Конец века в Бухаресте (Садовяну) - страница 71

— А теперь, Ликэ, подбери бисерный венок для бедного мальчика. Он этого достоин, бедняга. Плачу, сколько бы ни стоило!

Постное лицо Швайкерта, сурово вытянутое с тех пор, как было упомянуто о смерти, вдруг осветилось улыбкой. Он одержал одну из самых блестящих побед. В своих купеческих, но чрезвычайно искренних мечтах он видел, как изысканные обычаи дворянского мирка нисходят и распространяются среди самых широких кругов румынской буржуазии, которую он благодарно любил, как любил и Урматеку со всеми его грехами. Когда они познакомились и подружились, австриец из чувства признательности и чистосердечного желания сделать доброе дело дал себе слово приложить все усилия и обтесать нового приятеля. В Янку его привлекали ум, сила воли и настойчивое стремление преуспеть, несовместимые, по мнению Швайкерта, с грубостью и разнузданными попойками, к которым был так привержен Янку. Поэтому Швайкерт и старался исподволь прививать Урматеку приличные манеры, собственные вкусы и понятия. Приобретение венка Швайкерт счел посвящением облагороженного горем Янку в дворянство и видимым результатом своих долговременных усилии.

Исполненный достоинства, мастер принес и поставил перед своим приятелем огромный венок. Тихо звякнули бисерные цветы. Это были анютины глазки, точь-в-точь как живые, темно-фиолетового цвета, который, как считал Швайкерт, лучше всего выражает печаль. Окруженное цветами, блестело выпуклое, точно лупа, стекло, под которое следовало поместить фотографию покойника. Швайкерт долго с умилением любовался венком, потом решительно передал его в руки Янку. Урматеку пощелкал пальцем по бисерным цветам, словно пробуя их на прочность, и медленно проговорил:

— Скажи мне, Ликэ, ну чем я не барин?

Швайкерт самодовольно усмехнулся. А Мали и Мили радостно замахали руками.

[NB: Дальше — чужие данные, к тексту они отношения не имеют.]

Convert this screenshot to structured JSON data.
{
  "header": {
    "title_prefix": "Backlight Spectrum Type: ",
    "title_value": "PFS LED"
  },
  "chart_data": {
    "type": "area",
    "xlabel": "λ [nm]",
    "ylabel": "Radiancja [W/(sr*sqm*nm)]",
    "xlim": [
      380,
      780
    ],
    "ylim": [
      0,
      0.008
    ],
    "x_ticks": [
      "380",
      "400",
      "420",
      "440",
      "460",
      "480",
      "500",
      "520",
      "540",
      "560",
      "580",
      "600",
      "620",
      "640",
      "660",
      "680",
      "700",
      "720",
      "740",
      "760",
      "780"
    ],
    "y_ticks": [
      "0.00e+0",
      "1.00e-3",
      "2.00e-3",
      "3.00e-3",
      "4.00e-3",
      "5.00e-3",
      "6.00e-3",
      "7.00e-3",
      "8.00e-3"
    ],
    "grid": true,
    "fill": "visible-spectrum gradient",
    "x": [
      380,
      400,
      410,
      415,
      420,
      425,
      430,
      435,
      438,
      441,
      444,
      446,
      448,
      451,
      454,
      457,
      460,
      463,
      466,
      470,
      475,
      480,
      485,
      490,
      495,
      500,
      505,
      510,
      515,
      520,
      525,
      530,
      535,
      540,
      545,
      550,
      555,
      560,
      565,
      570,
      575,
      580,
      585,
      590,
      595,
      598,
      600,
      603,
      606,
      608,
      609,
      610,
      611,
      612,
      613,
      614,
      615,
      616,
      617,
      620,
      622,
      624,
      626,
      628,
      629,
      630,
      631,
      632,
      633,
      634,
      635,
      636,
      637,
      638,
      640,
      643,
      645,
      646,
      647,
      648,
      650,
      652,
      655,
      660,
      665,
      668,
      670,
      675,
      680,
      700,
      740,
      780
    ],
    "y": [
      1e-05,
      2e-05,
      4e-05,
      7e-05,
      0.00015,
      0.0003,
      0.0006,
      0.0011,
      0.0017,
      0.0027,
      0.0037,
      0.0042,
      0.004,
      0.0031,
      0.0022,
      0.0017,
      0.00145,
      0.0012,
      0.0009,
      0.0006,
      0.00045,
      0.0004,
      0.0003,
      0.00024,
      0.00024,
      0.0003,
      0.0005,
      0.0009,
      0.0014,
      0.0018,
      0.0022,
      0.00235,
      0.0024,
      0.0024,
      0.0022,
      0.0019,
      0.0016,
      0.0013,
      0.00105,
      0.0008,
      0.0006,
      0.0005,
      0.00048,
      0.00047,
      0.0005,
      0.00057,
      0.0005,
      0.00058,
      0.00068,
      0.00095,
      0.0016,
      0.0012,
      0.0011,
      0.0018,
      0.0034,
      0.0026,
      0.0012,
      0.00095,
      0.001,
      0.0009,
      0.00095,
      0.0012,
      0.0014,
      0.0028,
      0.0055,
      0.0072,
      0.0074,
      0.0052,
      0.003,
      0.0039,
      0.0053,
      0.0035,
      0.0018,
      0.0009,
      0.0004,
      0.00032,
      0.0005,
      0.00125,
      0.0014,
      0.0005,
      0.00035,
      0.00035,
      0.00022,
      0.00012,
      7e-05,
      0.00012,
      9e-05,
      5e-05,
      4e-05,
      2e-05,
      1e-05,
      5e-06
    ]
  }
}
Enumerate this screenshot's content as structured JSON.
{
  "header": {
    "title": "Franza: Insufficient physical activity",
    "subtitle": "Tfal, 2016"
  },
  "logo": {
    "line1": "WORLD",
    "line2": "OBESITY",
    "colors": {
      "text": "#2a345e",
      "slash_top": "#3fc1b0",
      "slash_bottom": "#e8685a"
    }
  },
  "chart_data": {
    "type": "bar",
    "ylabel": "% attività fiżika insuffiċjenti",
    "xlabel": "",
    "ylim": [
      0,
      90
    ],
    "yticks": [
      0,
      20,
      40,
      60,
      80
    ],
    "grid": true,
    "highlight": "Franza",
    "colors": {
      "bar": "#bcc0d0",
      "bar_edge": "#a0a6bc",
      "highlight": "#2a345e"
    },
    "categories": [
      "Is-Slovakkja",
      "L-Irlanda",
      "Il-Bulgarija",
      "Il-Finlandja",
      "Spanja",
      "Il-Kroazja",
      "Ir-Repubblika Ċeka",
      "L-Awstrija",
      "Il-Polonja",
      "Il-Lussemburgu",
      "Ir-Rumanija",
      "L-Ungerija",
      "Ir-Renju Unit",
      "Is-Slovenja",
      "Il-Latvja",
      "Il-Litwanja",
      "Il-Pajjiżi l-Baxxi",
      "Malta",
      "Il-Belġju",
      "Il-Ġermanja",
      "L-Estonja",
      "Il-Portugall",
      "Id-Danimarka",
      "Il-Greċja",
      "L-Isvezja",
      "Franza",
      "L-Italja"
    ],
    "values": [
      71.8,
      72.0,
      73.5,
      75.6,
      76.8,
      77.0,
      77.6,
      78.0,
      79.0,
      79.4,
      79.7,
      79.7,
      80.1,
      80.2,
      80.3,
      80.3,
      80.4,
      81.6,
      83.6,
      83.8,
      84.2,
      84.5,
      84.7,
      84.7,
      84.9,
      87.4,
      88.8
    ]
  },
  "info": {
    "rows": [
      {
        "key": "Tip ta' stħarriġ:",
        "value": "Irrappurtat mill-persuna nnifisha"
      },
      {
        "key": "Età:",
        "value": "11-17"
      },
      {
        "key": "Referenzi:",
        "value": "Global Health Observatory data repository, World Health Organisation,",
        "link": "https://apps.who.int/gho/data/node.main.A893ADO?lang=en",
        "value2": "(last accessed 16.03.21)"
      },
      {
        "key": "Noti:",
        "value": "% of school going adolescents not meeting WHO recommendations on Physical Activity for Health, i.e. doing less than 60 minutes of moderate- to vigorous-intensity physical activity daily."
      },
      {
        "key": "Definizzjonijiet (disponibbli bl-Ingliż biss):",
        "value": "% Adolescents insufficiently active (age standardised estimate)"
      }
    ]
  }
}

Поздние весенние сумерки, спускаясь с холма Филарета, застывали на берегах озера и превращались в прекрасную бухарестскую ночь. Солнце угасало, не чувствовалось даже дуновения ветерка, листья висели неподвижно, ровные линии домов постепенно превращались из ярко-огненных в угольно-черные, на город нисходил тот покой, каким отличается летний Бухарест вечером и который станет еще глубже с приходом тихой прозрачной ночи. Покоем дышало и кладбище. Погребение Лефтерикэ запоздало из-за длинной дороги, и теперь, уже в сумерках, когда закончилась церемония, присутствующие на похоронах разбрелись среди могил. Янку Урматеку стоял у ворот кладбища, опершись на трость, и курил. Из дома он отправился пешком вслед за катафалком, потом сел в пролетку, а перед самым кладбищем вылез из экипажа и опять зашагал пешком, в первом ряду, среди близких родственников. На отпевании он не присутствовал. Он беседовал со смотрителем кладбища, расспрашивая, сколько доходу приносит ему огород, который тот держал за кладбищенской оградой. Потом он осмотрел гипсовых ангелов при входе, пересчитал все арки в большой стене, вышел на дорогу к Джурджу, но из-за пыли вернулся обратно. Никогда еще похороны не казались ему такими длинными. Он бы с радостью отправился домой, да боялся кукоаны Мицы, Амелики и шушуканья за его спиной женщин. К тому же ему не хотелось портить того впечатления, какое произвел венок, возложенный от его имени. Никто, даже кукоана Мица, не ожидал, что бедный Лефтерикэ удостоится такой поистине боярской почести.